If that fails you either take it to pieces and do a more through deep clean (if you feel competent enough), call an engineer or bin it and buy a better machine.


----------



## DavecUK (Aug 6, 2013)

I would remove the entire brew group assembly and clean, just in case it's not resetting properly.


----------



## Dylan (Dec 5, 2011)

I think your coffee machine is mocking you


----------



## Geordie Boy (Nov 26, 2012)

Or wants to work at Direct Line's call centre


----------



## Big O (Feb 25, 2014)

The nerves on that machine! Not exactly what you want to hear when needing that first shot of the morning! hope you get to the bottom of it and have alternative methods in the meantime?


----------



## Kyle548 (Jan 24, 2013)

Could be worse.

It could be making coffee for you.


----------



## derekpayne (Oct 12, 2013)

Its with the engineers at the moment, will post when fault is found.


----------



## derekpayne (Oct 12, 2013)

Ok fault was found to be the "Top Fuse Cord" I presume its an inline fuse which they charged us 2.5 hrs labour for, I don't know whether that is fair or not how much stripping of the machine is needed to get to that part?

Total bill is £197.18 ( £5.18 parts & £192.00 labour, that's £64 per hr plus VAT).

You hear horror stories about people being charged extorsionate amounts just because a fuse has blown, but I don't want to be one of them.

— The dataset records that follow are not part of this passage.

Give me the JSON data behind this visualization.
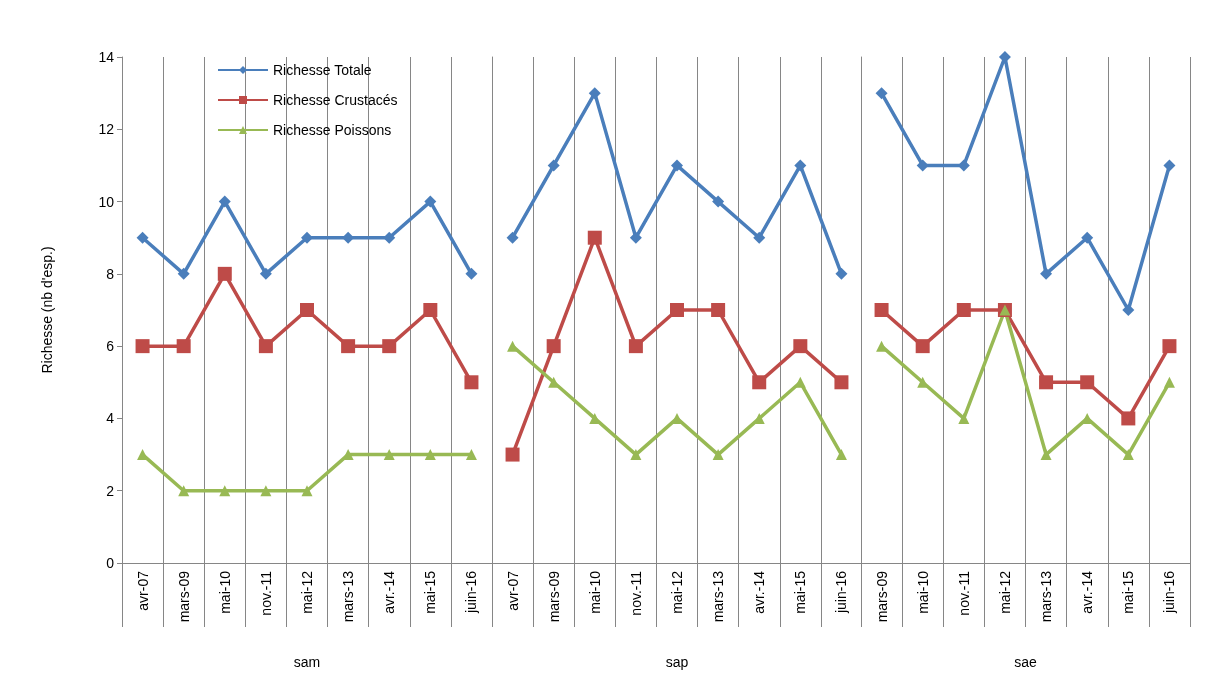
{
  "chart_data": [
    {
      "type": "line",
      "ylabel": "Richesse (nb d'esp.)",
      "xlabel": "sam",
      "categories": [
        "avr-07",
        "mars-09",
        "mai-10",
        "nov.-11",
        "mai-12",
        "mars-13",
        "avr.-14",
        "mai-15",
        "juin-16"
      ],
      "ylim": [
        0,
        14
      ],
      "yticks": [
        0,
        2,
        4,
        6,
        8,
        10,
        12,
        14
      ],
      "grid": "x",
      "legend": "top left",
      "series": [
        {
          "name": "Richesse Totale",
          "color": "#4a7ebb",
          "marker": "diamond",
          "values": [
            9,
            8,
            10,
            8,
            9,
            9,
            9,
            10,
            8
          ]
        },
        {
          "name": "Richesse Crustacés",
          "color": "#be4b48",
          "marker": "square",
          "values": [
            6,
            6,
            8,
            6,
            7,
            6,
            6,
            7,
            5
          ]
        },
        {
          "name": "Richesse Poissons",
          "color": "#98b954",
          "marker": "triangle",
          "values": [
            3,
            2,
            2,
            2,
            2,
            3,
            3,
            3,
            3
          ]
        }
      ]
    },
    {
      "type": "line",
      "xlabel": "sap",
      "categories": [
        "avr-07",
        "mars-09",
        "mai-10",
        "nov.-11",
        "mai-12",
        "mars-13",
        "avr.-14",
        "mai-15",
        "juin-16"
      ],
      "ylim": [
        0,
        14
      ],
      "tick_labels": "x",
      "grid": "x",
      "series": [
        {
          "color": "#4a7ebb",
          "marker": "diamond",
          "values": [
            9,
            11,
            13,
            9,
            11,
            10,
            9,
            11,
            8
          ]
        },
        {
          "color": "#be4b48",
          "marker": "square",
          "values": [
            3,
            6,
            9,
            6,
            7,
            7,
            5,
            6,
            5
          ]
        },
        {
          "color": "#98b954",
          "marker": "triangle",
          "values": [
            6,
            5,
            4,
            3,
            4,
            3,
            4,
            5,
            3
          ]
        }
      ]
    },
    {
      "type": "line",
      "xlabel": "sae",
      "categories": [
        "mars-09",
        "mai-10",
        "nov.-11",
        "mai-12",
        "mars-13",
        "avr.-14",
        "mai-15",
        "juin-16"
      ],
      "ylim": [
        0,
        14
      ],
      "tick_labels": "x",
      "grid": "x",
      "series": [
        {
          "color": "#4a7ebb",
          "marker": "diamond",
          "values": [
            13,
            11,
            11,
            14,
            8,
            9,
            7,
            11
          ]
        },
        {
          "color": "#be4b48",
          "marker": "square",
          "values": [
            7,
            6,
            7,
            7,
            5,
            5,
            4,
            6
          ]
        },
        {
          "color": "#98b954",
          "marker": "triangle",
          "values": [
            6,
            5,
            4,
            7,
            3,
            4,
            3,
            5
          ]
        }
      ]
    }
  ]
}
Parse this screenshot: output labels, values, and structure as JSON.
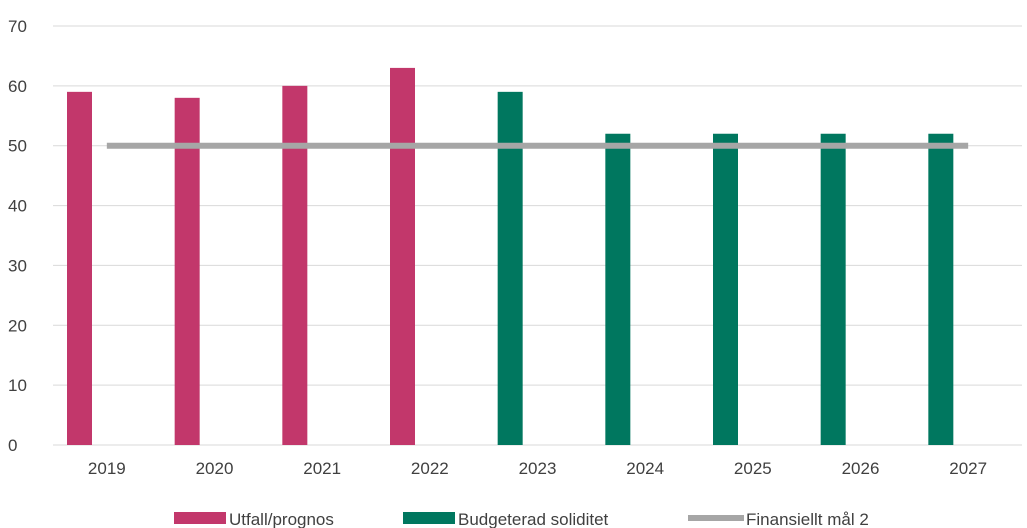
{
  "chart_data": {
    "type": "bar",
    "categories": [
      "2019",
      "2020",
      "2021",
      "2022",
      "2023",
      "2024",
      "2025",
      "2026",
      "2027"
    ],
    "series": [
      {
        "name": "Utfall/prognos",
        "type": "bar",
        "color": "#c2376b",
        "values": [
          59,
          58,
          60,
          63,
          null,
          null,
          null,
          null,
          null
        ]
      },
      {
        "name": "Budgeterad soliditet",
        "type": "bar",
        "color": "#00775f",
        "values": [
          null,
          null,
          null,
          null,
          59,
          52,
          52,
          52,
          52
        ]
      },
      {
        "name": "Finansiellt mål 2",
        "type": "line",
        "color": "#a6a6a6",
        "values": [
          50,
          50,
          50,
          50,
          50,
          50,
          50,
          50,
          50
        ]
      }
    ],
    "yticks": [
      "0",
      "10",
      "20",
      "30",
      "40",
      "50",
      "60",
      "70"
    ],
    "ylim": [
      0,
      70
    ],
    "grid": true,
    "legend_position": "bottom"
  }
}
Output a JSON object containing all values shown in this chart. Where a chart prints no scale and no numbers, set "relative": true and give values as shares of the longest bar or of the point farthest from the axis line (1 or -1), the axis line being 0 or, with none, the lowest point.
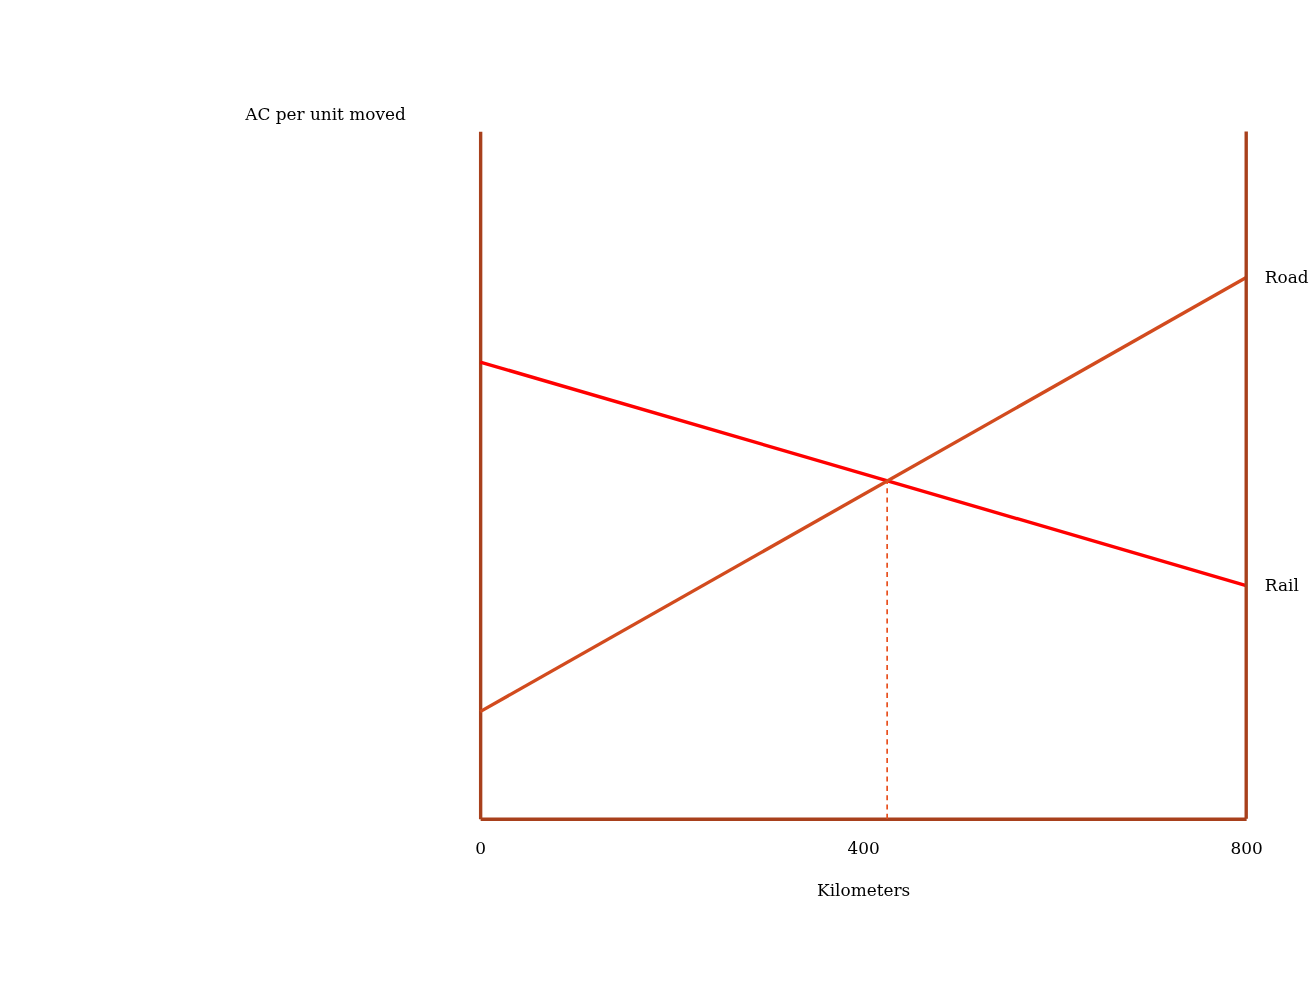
{
  "chart_data": {
    "type": "line",
    "relative": true,
    "xlabel": "Kilometers",
    "annotations": [
      "AC per unit moved"
    ],
    "x": [
      0,
      800
    ],
    "xlim": [
      0,
      800
    ],
    "xticks": [
      0,
      400,
      800
    ],
    "marker": "none",
    "line_style": "solid",
    "series": [
      {
        "name": "Rail",
        "color": "#ff0000",
        "values": [
          0.844,
          0.431
        ]
      },
      {
        "name": "Road",
        "color": "#d24b1e",
        "values": [
          0.198,
          1
        ]
      }
    ],
    "ref_lines": [
      {
        "axis": "x",
        "value": 425,
        "color": "#e8501e",
        "line_style": "dashed"
      }
    ]
  }
}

If anyone has had this fault before could you let us know how much it cost to repair?

Cheers


----------



## DavecUK (Aug 6, 2013)

I'd get familiar with this manual

http://www.laniel.com/pdf/Flair%20parts.pdf


----------



## 4085 (Nov 23, 2012)

derek, it is all relative. You have probably been massively overcharged, but that siad, what options did you have? They are not the sort of machine that a hands on person buys, therefore these companies know only too well how to charge. I do not think there will be many other owners of this style of machine on here for you to compare notes with.

How much was the machine to buy new? Unfortunately, the b2c machines are packed with useful electronics, useful that is until they break!


----------



## aaronb (Nov 16, 2012)

I dont think you were ripped off, although £5 is a bit on the high side for a fuse.

Presumably you asked the engineer what his rate was before he started work? At £60 an hour you can then either tell him to jog on and find someone cheaper, or bite the bullet.

£60 p/h again may be reasonable, depending on his experience, how far he had to drive to get to you etc.


----------



## Geordie Boy (Nov 26, 2012)

Also, how long was spent afterwards putting the machine through a few cycles to check that the fuse wouldn't just blow again. If a fuse blows, it's sometimes an early indication that something else is at fault somewhere


----------